Council of Eivira ca 305 "If a woman becomes pregnant by committing adultery, While her husband is absent, and after the act she destroys the child, it is proper to keep her from communion until death, because she has doubled her crime." -Canon 63
SAINT JOHN CHRYSOSTOM (345-407 AD) "Where there is murder before birth, you do not even let a harlot remain only a harlot, but you make of her a murderess as well."
St. Ambrose of Milan ca 339-397 The wealthy, in order that their inheritance may not be divided among several, deny in the very womb their own progeny. By use of' parricidal mixtures they snuff out the fruit of their wombs in the genital organs themselves. In this way life is taken away before it is born .... Who except man himself has taught us ways of repudiating children?" -Hexameron
SAINT AUGUSTINE of HIPPO (354-430 AD) "Sometimes their sadistic licentiousness goes so far...they find one means or another to destroy the unborn and flush it from the mother's womb." (The City of God, Book One, Chapter 16)
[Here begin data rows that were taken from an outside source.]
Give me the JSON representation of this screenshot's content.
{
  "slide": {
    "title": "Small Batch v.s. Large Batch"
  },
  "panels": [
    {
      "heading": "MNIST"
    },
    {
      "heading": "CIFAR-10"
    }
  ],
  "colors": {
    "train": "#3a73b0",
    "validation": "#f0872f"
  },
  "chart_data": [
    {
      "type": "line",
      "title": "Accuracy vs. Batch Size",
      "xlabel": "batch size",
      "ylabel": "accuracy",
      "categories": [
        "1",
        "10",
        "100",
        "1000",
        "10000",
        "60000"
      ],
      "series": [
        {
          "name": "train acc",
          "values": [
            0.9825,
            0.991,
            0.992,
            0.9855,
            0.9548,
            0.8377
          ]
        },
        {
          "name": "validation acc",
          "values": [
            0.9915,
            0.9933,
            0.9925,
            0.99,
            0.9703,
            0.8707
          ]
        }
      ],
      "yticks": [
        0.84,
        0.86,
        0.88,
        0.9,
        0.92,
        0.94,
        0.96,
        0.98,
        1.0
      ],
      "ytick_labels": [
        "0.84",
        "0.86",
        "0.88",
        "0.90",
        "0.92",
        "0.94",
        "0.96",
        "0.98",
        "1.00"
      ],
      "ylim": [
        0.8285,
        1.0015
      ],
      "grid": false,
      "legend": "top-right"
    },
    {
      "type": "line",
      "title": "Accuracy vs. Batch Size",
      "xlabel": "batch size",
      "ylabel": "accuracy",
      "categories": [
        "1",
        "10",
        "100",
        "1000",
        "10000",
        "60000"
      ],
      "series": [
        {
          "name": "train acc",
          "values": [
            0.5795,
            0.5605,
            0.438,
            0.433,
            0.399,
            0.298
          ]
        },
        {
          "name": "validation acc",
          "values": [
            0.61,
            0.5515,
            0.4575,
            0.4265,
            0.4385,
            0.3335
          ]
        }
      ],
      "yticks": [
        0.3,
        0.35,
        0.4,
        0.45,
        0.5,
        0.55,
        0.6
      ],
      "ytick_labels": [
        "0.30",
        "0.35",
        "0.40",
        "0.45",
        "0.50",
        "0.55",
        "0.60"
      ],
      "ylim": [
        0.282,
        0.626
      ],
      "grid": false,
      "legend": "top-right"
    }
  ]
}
St. Jerome (c. 340-420), Letter to Eustochium, 22.13. Some virgins [unmarried women], when they learn they are with child through sin, practice abortion by the use of drugs. Frequently they die themselves and are brought before the ruler of the lower world guilty of three crimes; suicide, adultery against Christ and murder of an unborn child.
St. BASIL THE GREAT (379) "The woman who purposely destroys her unborn child is guilty of murder. The hair-splitting difference between formed and unformed makes no difference to us." This term "formed and unformed" was later translated to quickening
"Moreover, those, too, who give drugs causing abortion are deliberate murderers themselves, as well as those receiving the poison which kills the- fetus." -Letter 188:2
The Apostolic Constitutions ca 380 "Thou shalt not slay the child by causing abortion, nor kill that which is begotten. For everything that is shaped, and his received a soul from God, if slain, it shall be avenged, as being unjustly destroyed." -7:3
THE PROTESTANT REFORMERS AGREED:
Martin Luther, Luther's Works: How great, therefore, the wickedness of human nature is! How many girls there are who prevent conception and kill and expel tender fetuses, although procreation is the work of God. --, American Ed., (St. Louis: Concordia Publishing), v. 4, 304.
JOHN CALVIN: "The fetus, though enclosed in the womb of its mother, is already a human being and it is a monstrous crime to rob it of the life which it has not yet begun to enjoy. If it seems more horrible to kill a man in his own house than in a field, because a man's house is his place of most secure refuge, it ought surely to be deemed more atrocious to destroy a fetus in the womb before it has come to light."
I wonder how many will take the time to read all of this?
What fetuses/babies do have is life that will (usually) develop into fully-formed and sentient people.
Some say the fetus/baby is unconscious.
Isn't killing an unconscious person murder?